La violencia en el deporte no es nueva y ha sido un tema que las organizaciones deportivas y los gobiernos han estado tratando de manejar durante muchos años. Empero, la actitud agresiva y despótica, en toda área, con la que se ha identificado e incrementado en éste Gobierno, está contaminando la mente y actitud de los ciudadanos.

El Gobierno debe evitar la politización del deporte, lo cual de hecho está acordado mundialmente; pero estamos viviendo una época de ira y soberbia.

La administración deportiva demuestra estar de acuerdo en que la violencia de cualquier forma no debe ser tolerada dentro o fuera de la cancha y debe evitarse siempre que sea posible; mientras, ha dejado trasladarse con su propia actitud a ella por sus mutuos ataques.

Hay que retomar con intensidad la postura deportiva que promueve la necesidad de practicar el deporte dentro de las reglas del juego y bajo la supervisión de funcionarios debidamente cualificados.

Muchas organizaciones deportivas han establecido procedimientos para la gestión de la anti violencia. Esto comienza con la forma en que los funcionarios de la gestión y la formación de los jugadores hayan sido claramente inculcados, por sus entrenadores, para ponerle freno a instintos no tolerables en ganadores ni perdedores.

La comunidad, las escuelas y organizaciones deportivas también deben fomentar el “juego limpio” con sanidad mental y establecer procedimientos para el manejo y prevención de la violencia dentro y fuera del campo.

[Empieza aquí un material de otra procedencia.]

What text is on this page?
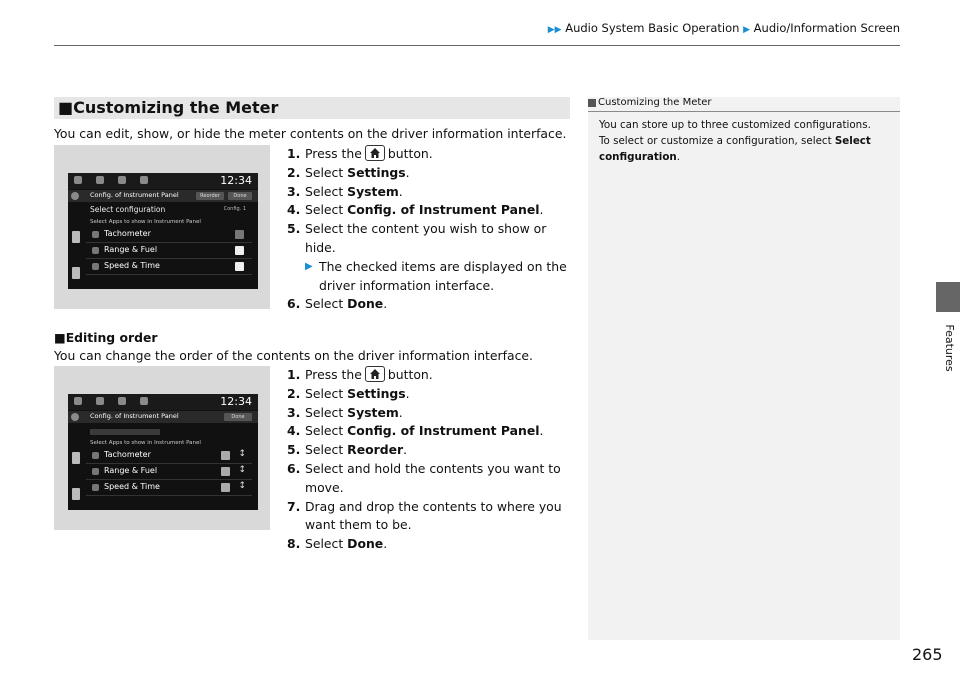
▶▶ Audio System Basic Operation ▶ Audio/Information Screen
Features
265
■Customizing the Meter
You can edit, show, or hide the meter contents on the driver information interface.
12:34
Config. of Instrument Panel	Reorder	Done
Select configuration	Config. 1
Select Apps to show in Instrument Panel
Tachometer
Range & Fuel
Speed & Time
1. Press the button.
2. Select Settings.
3. Select System.
4. Select Config. of Instrument Panel.
5. Select the content you wish to show or
hide.
▶ The checked items are displayed on the
driver information interface.
6. Select Done.
■Editing order
You can change the order of the contents on the driver information interface.
12:34
Config. of Instrument Panel	Done
Select Apps to show in Instrument Panel
Tachometer	↕
Range & Fuel	↕
Speed & Time	↕
1. Press the button.
2. Select Settings.
3. Select System.
4. Select Config. of Instrument Panel.
5. Select Reorder.
6. Select and hold the contents you want to
move.
7. Drag and drop the contents to where you
want them to be.
8. Select Done.
Customizing the Meter
You can store up to three customized configurations.
To select or customize a configuration, select Select
configuration.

Esto permitiría hacer saber que la vesania no es aceptable. Que la “Regla de Oro” (´No hagas a otro lo que no deseas que te hagan’), es la base de deporte y que algunas conductas violentas contra jugadores o funcionarios, que a veces han sido vistas como “parte del juego”, serán rechazadas.

Los espectadores como dije, “calcan” las malas prácticas que saturan el ambiente y se ponen tan emocionales sobre el juego que expresan su energía a través de la violencia. Esto puede resultar, al igual que está pasando, en un cuerpo a cuerpo en o fuera del campo.

La agresión, física o verbal, en contra de otra persona o de los bienes es un delito y es punible por la ley. El campo de deportes no es inmune a la ley.

Ya mencionamos que autoridades dan malos ejemplos, padres han estado involucrados en comportamientos violentos, familiares y deportivos, delante de sus hijos y ahora le agregamos los cobardes, huérfanos de hogar, que se constituyen en perversas pandillas.

¡Que modelo más negativo para los niños y todos!
Las estrategias de prevención pueden incluir:

Una conducta de juego limpio por los jugadores, entrenadores, árbitros, directivos y espectadores.

Fuertes y ejemplares sanciones para el autor, directo o indirecto, de la violencia.

La adopción de un protocolo para manejar el comportamiento violento asociado con el deporte.

Enseñar los beneficios sociales y anímicos de un deporte competitivo limpio.
Mantener lejos a la política y excesivo afán de lucro o culto a la persona que se pueda mal interpretar.